Fall Protection Equipment
OSHA Standard 1926.104-
Fatalities from falls represent over 30 percent of fatalities in construction. Use of personal fall arrest equipment is one way to reduce the statistics. Employees exposed to falls of six feet or more are required to be protected. Use of a safety harness is generally the choice when safety railings, floor hole covers or nets are not available. A harness is one of several pieces of equipment that is considered part of a personal fall arrest equipment kit. The kit would include the harness, anchor attachment, rope, lanyard and possibly a retractable lifeline.
Employees must be trained on the proper use, inspection and limitations of their personal fall arrest equipment. Quite often, the supplier of the equipment will provide no-cost training for your employees. The training should include proper inspection and fit of the harness as well as identifying safe anchor points and proper use of anchor attachment equipment.
OSHA Standard 1926.101-
Use of hearing protection is a matter of common sense when engaged in concrete sawing and drilling operations. The noise level reduction values may vary somewhat between earplugs and earmuffs. When using earplugs, they should be changed often to limit the potential for ear infection from inserting dirty plugs into the ear. Employee training should include proper insertion of the earplug into the ear canal. For the best fit and protection, the employee should pull up slightly on the top of the ear with one hand to straighten the ear canal while inserting the earplug. This method will provide a better fit and overall noise reduction.
Earmuffs can be very effective. However, their effectiveness may be reduced when employees are wearing safety glasses because it may affect the fit over the ear. It is important to note that safety glasses are recommended at all times.

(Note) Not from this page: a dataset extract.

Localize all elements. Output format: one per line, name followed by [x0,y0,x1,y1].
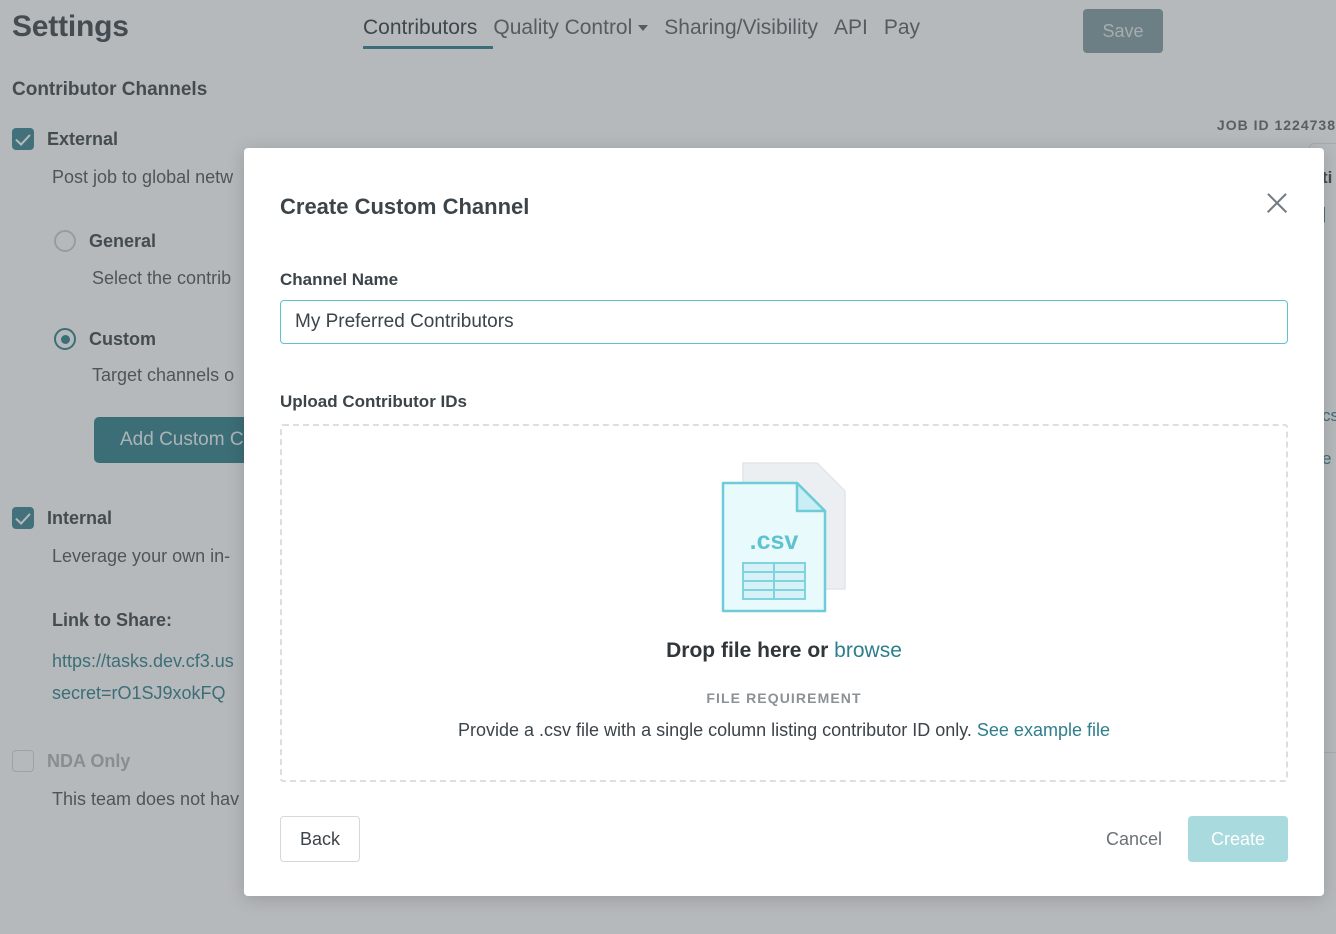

If employees are exposed to noise levels averaging greater than 90 dBA over eight hours, administrative or engineering controls must be utilized. Administrative controls may include job rotation as well as implementing a hearing conservation program. Engineering controls may include methods to actually reduce the noise levels.
Working Over Water:
OSHA Standard 1926.106-
Employees working over or near water, where the danger of drowning exists, must be protected by an approved life jacket. In addition, ring buoys with at least 90 feet of rope must be available. Distance between ring buoys may not exceed 200 feet. At least one life-saving skiff (boat) must be available for rescue when working over or near water.
High Visibility Clothing:
Employees working in or near the roadway must wear high-visibility clothing or a vest. The purpose is to identify location of workers to motorists. The requirements for specific color of the clothing may vary depending on operation. For example, high-visibility orange for workers and high-visibility lime green for flaggers. Local jurisdictions may have additional requirements for total square inches of high-visibility clothing and reflective qualities.